Aspects of the invention are described herein with reference to flowchart illustrations and/or block diagrams of methods, apparatus (systems), and computer program products according to embodiments of the invention. It will be understood that each block of the flowchart illustrations and/or block diagrams, and combinations of blocks in the flowchart illustrations and/or block diagrams, can be implemented by computer readable program instructions.

These computer readable program instructions may be provided to a processor of a general purpose computer, special purpose computer, or other programmable data processing apparatus to produce a machine, such that the instructions, which execute via the processor of the computer or other programmable data processing apparatus, create means for implementing the functions/acts specified in the flowchart and/or block diagram block or blocks. These computer readable program instructions may also be stored in a computer readable storage medium that can direct a computer, a programmable data processing apparatus, and/or other devices to function in a particular manner, such that the computer readable storage medium having instructions stored therein comprises an article of manufacture including instructions which implement aspects of the function/act specified in the flowchart and/or block diagram block or blocks.

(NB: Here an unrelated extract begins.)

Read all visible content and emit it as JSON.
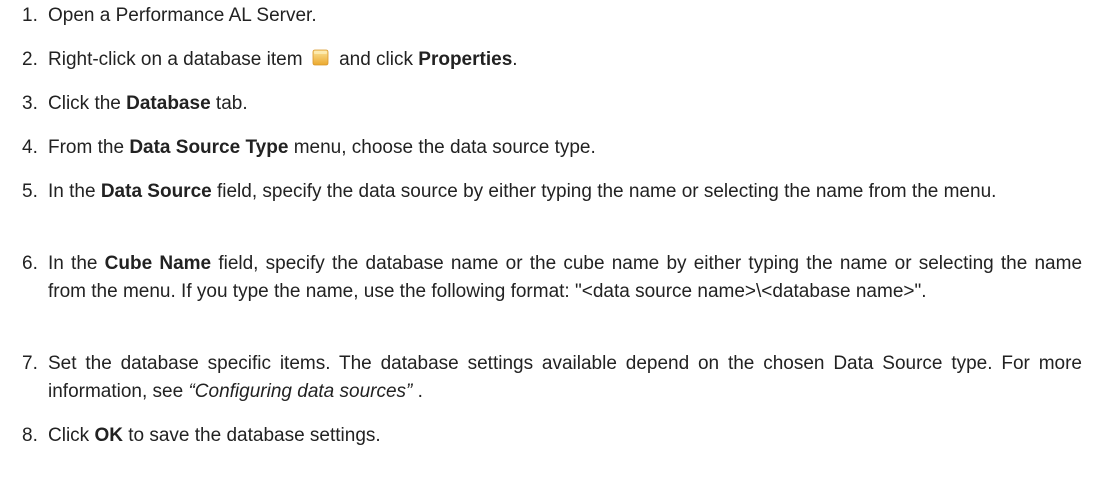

The computer readable program instructions may also be loaded onto a computer, other programmable data processing apparatus, or other device to cause a series of operational steps to be performed on the computer, other programmable apparatus or other device to produce a computer implemented process, such that the instructions which execute on the computer, other programmable apparatus, or other device implement the functions/acts specified in the flowchart and/or block diagram block or blocks.

The flowchart illustrations and block diagrams in the drawing figures illustrate the architecture, functionality, and operation of possible implementations of systems, methods, and computer program products according to various embodiments of the invention. In this regard, each block in the flowchart illustrations or block diagrams may represent a module, segment, or portion of computer instructions, which comprises one or more executable computer instructions for implementing the specified logical function(s). In some alternative implementations, the functions noted in a block may occur out of the order noted in the drawing figures. For example, two blocks shown in succession may, in fact, be executed substantially concurrently, or the blocks may sometimes be executed in the reverse order, depending upon the functionality involved. It will also be noted that each block of the flowchart illustrations and block diagrams, and combinations of such blocks, can be implemented by special-purpose hardware-based and/or software-based systems that perform the specified functions or acts.

The descriptions of the various embodiments of the invention have been presented for purposes of illustration, but are not intended to be exhaustive or limited to the embodiments disclosed. Many modifications and variations will be apparent to those of ordinary skill in the art without departing from the scope and spirit of the described embodiments.